Este es el liberalismo que defino dogmático, del cual se ha distanciado, desde hace por lo menos un decenio, el liberalismo que defino crítico, el cual ha comprendido la contingencia histórica, las exigencias de nuestra época, y se ha unido con el conservadurismo de una manera no estratégica sino orgánica, en vistas de esa búsqueda de la verdad que nunca es escindible de la instancia de la libertad. Es el liberalismo que no se somete al progresismo, y no es meramente formal, que ha entendido que su destino histórico (su telos) reside en la unión con el conservadurismo, por la conservación de la libertad (y al mismo tiempo el conservadurismo más inteligente ha entendido que su telos es unirse con el liberalismo crítico), de tal manera que hoy, en muchos países europeos, se puede hablar de un paradigma liberalconservador. Esto no es táctica, y tampoco mera estrategia política, sino visión histórica de una perspectiva a largo plazo, e interpretación fenomenológica de la realidad política, social y cultural.
– ¿Cree que las cuestiones centrales en el siglo XXI siguen siendo las del siglo XX: capitalismo vs. socialismo, burguesía vs. proletariado, etc.? ¿O que en el siglo XXI el debate es más moral-cultural que político-económico, con cuestiones como la inmigración, la bioética (aborto, eutanasia, vientres de alquiler, transhumanismo), el modelo de familia, el feminismo, etc.?
A nivel de conceptos históricos y de hermenéutica de la historia, pienso que las oposiciones clásicas siguen siendo, en cierta medida, válidas, porque expresan categorías que, en Occidente, tienen una específica relación con la realidad. Creo que sigue siendo válida sobre todo la oposición entre capitalismo y comunismo, porque estos polos expresan dos visiones del mundo antitéticas, surgidas básicamente con la modernidad, que aún siguen vigentes y ampliamente presentes; la primera como horizonte socioeconómico de Occidente y como instrumento productivo de casi todo el resto del planeta; la segunda como esquema ideológico que, hasta hace treinta años, dominaba en forma de Estado vastas áreas del mundo y que hoy, a pesar del estruendoso derrumbe del sistema económico y estatal comunista, todavía es un punto de referencia político-cultural, que se manifiesta a través de partidos y movimientos de vario tipo, para centenares de millones de personas repartidas en todos los continentes.

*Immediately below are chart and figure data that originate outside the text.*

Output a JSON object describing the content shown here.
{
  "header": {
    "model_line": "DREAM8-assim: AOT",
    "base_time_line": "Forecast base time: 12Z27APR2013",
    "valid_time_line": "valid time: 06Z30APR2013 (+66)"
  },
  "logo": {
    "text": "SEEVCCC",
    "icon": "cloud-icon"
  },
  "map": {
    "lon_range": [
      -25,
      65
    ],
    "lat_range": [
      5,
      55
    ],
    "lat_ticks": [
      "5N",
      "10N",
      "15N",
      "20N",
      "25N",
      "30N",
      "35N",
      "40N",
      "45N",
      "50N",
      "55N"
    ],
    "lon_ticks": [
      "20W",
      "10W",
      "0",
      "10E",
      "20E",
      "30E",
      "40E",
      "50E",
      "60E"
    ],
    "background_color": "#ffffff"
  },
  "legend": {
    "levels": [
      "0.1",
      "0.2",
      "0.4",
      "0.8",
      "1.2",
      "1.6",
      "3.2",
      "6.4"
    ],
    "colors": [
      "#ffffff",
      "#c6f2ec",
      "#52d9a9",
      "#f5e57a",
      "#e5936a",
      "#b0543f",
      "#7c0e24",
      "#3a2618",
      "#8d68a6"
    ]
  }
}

«Sobreabunda hoy un gran parlotear de ética, sobre todo en los ambientes políticamente correctos, mientras los pilares éticos se están desmoronando»
El virus de esa ideología que se vende como humanista y en cambio es simplemente des-humana (baste pensar en la violencia con la cual tuvo siempre que mantener el poder, y en la miseria en la que ha siempre sumergido a los pueblos que mantuvo subyugados) permanece lamentablemente aún diseminado y sumamente peligroso, ya sea porque instila en quien lo contrae el maleficio del odio, ya porque, como todos los virus, es mutante y por lo tanto se adapta a las circunstancias, volviéndose cada vez más resistente. Y su enemigo de fondo, histórico y principal, es el capitalismo.
Dicho esto, concuerdo contigo acerca del hecho que a las parejas de opuestos tradicionales se han agregado recientemente otros temas, sobre los que hay que reflexionar de una manera apropiada, porque reproducen situaciones de hecho que caracterizan nuestra época. Los problemas bioéticos, por ejemplo, se han transformado en un terreno de confrontación incluso muy dura entre derecha e izquierda, pero en cierta medida son al mismo tiempo problemas de carácter individual, que tienen que ver no solo con la conciencia moral sino con la trascendental. Los grandes temas éticos relativos a los principios no negociables trazan el perímetro dentro del cual se manifiesta la diferencia entre las posiciones políticas, pero es cierto asimismo que la acción política tiene que tender siempre a la síntesis y por ende debe compatibilizar los principios formales con las posibilidades concretas, que Kant llamaría condiciones de posibilidad de su realización.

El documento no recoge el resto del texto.